This hole ain’t gonna smurf itself!
continues to smurf the smurf outta that hole
do not smurf the hole
smurfing intensifies
Well, I’m tired of waiting to smurf my smurfing smurf into smurfette
101 Smurfs, one of them a woman. There’s either a lot of gay smurfing going on, or it’s the hole.
(Incidentally, did you ever notice that no matter how many new Smurf characters they added, there were always 101 Smurfs? I’m not suggesting they practised ritual sacrifice to keep their numbers at a specific level. I’m just saying it was 101 before Smurfette and Baby and 101 after Smurfette and Baby.)
They have a tesseract for that. Which makes sense when you think about it, what with their entire village being near only a single human habitation, and that being a wizard.
A wizard who could not decide whether he wanted to eat the Smurfs or turn them into gold. I mean they must taste really good if he was torn like that.
In the comic at least, a smurf is the last ingredient Gargamel needs to make a philosopher’s stone.
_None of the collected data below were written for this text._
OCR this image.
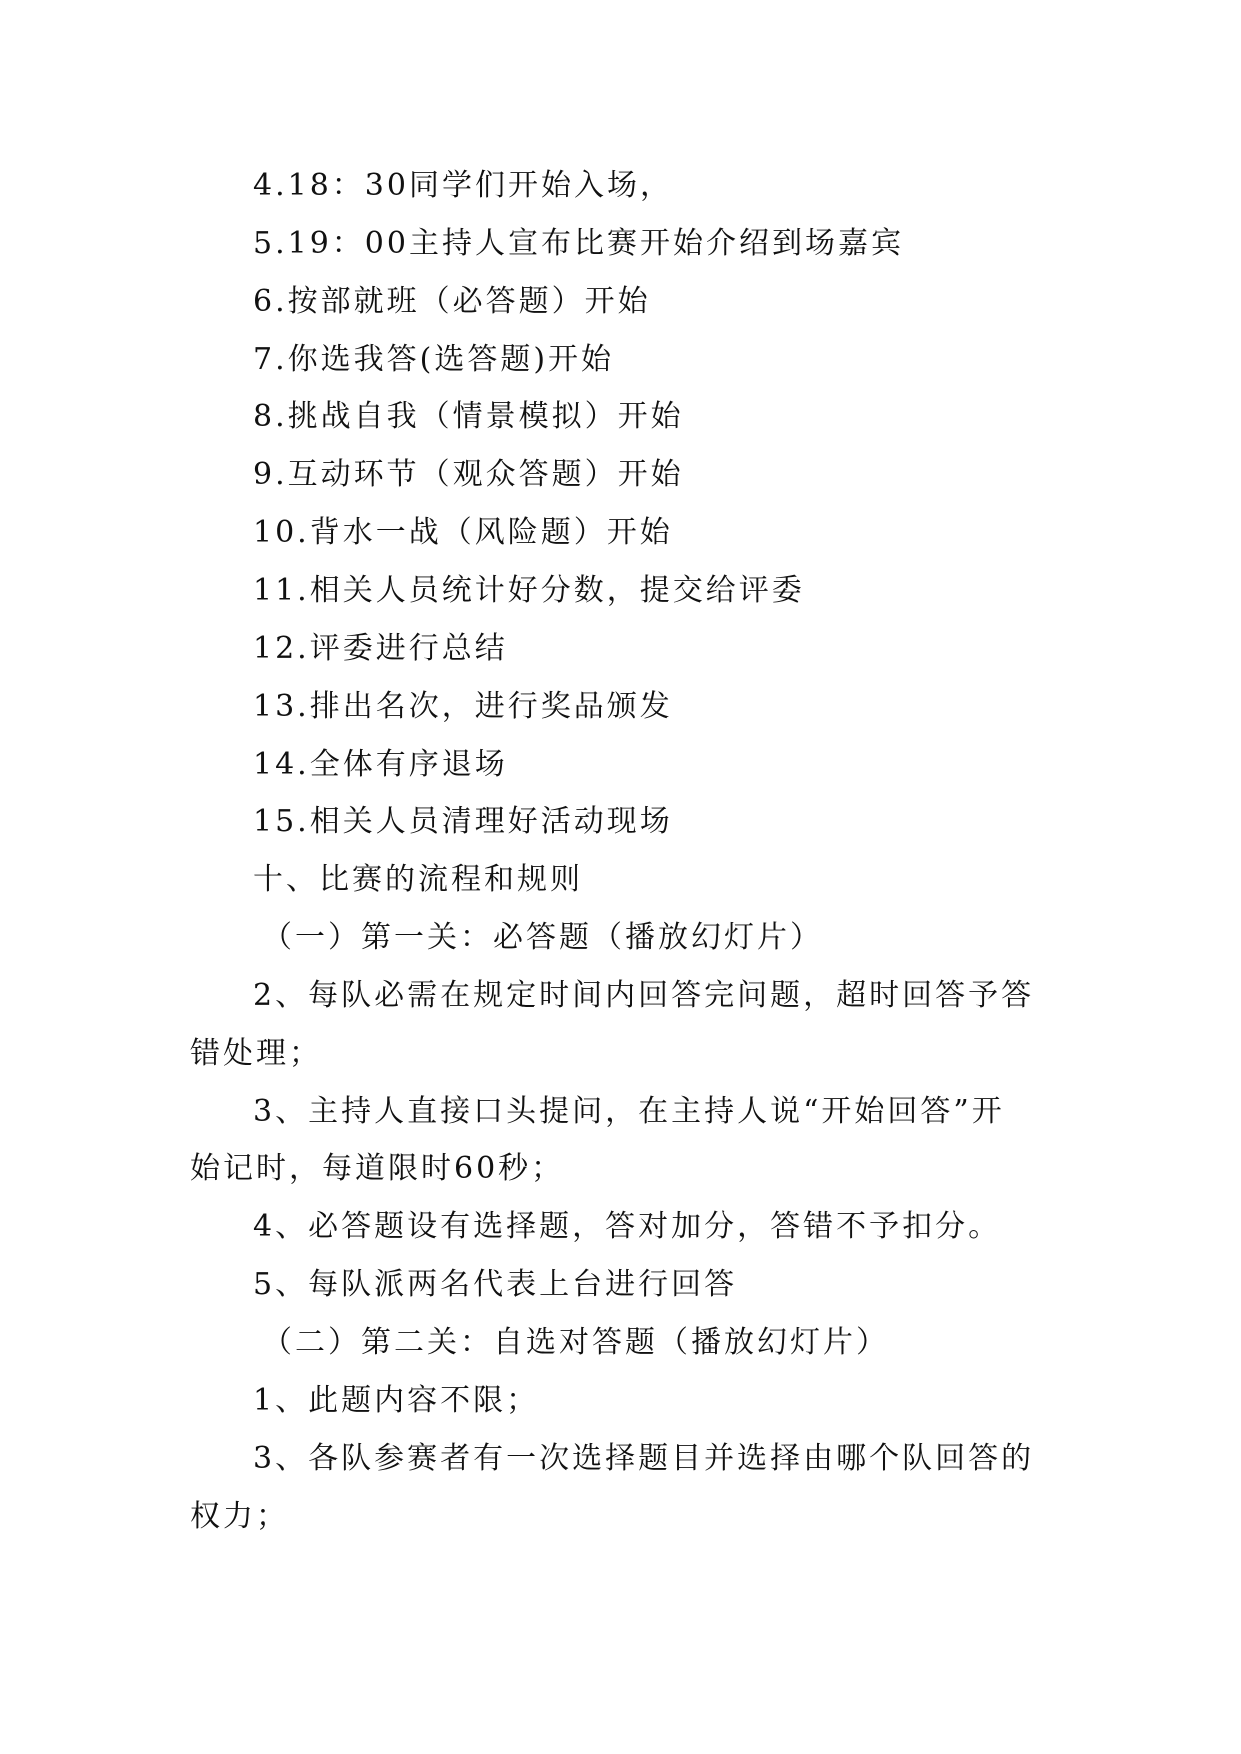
4.18：30同学们开始入场，
5.19：00主持人宣布比赛开始介绍到场嘉宾
6.按部就班（必答题）开始
7.你选我答(选答题)开始
8.挑战自我（情景模拟）开始
9.互动环节（观众答题）开始
10.背水一战（风险题）开始
11.相关人员统计好分数，提交给评委
12.评委进行总结
13.排出名次，进行奖品颁发
14.全体有序退场
15.相关人员清理好活动现场
十、比赛的流程和规则
（一）第一关：必答题（播放幻灯片）
2、每队必需在规定时间内回答完问题，超时回答予答
错处理；
3、主持人直接口头提问，在主持人说“开始回答”开
始记时，每道限时60秒；
4、必答题设有选择题，答对加分，答错不予扣分。
5、每队派两名代表上台进行回答
（二）第二关：自选对答题（播放幻灯片）
1、此题内容不限；
3、各队参赛者有一次选择题目并选择由哪个队回答的
权力；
I’m pretty sure they were not clear on that in the cartoon (at least in the U.S.) and I would support that by saying that they had to change Harry Potter and the Philosopher’s Stone to Harry Potter and the Sorcerer’s Stone in the U.S. because they thought American kids wouldn’t understand.
That makes it worse though… either eat them or give himself the god-like powers of the philosopher’s stone which includes transmuting anything into gold. And he can’t decide.
Makes me wonder if the whole universe of smurfdom is just Gargamel tripping on shrooms he picked and ate, then started seeing the rest as houses.
She’s into dvda smurfing. So the wait is four times shorter than you think
Those smurfs sure do smurf like smurfs!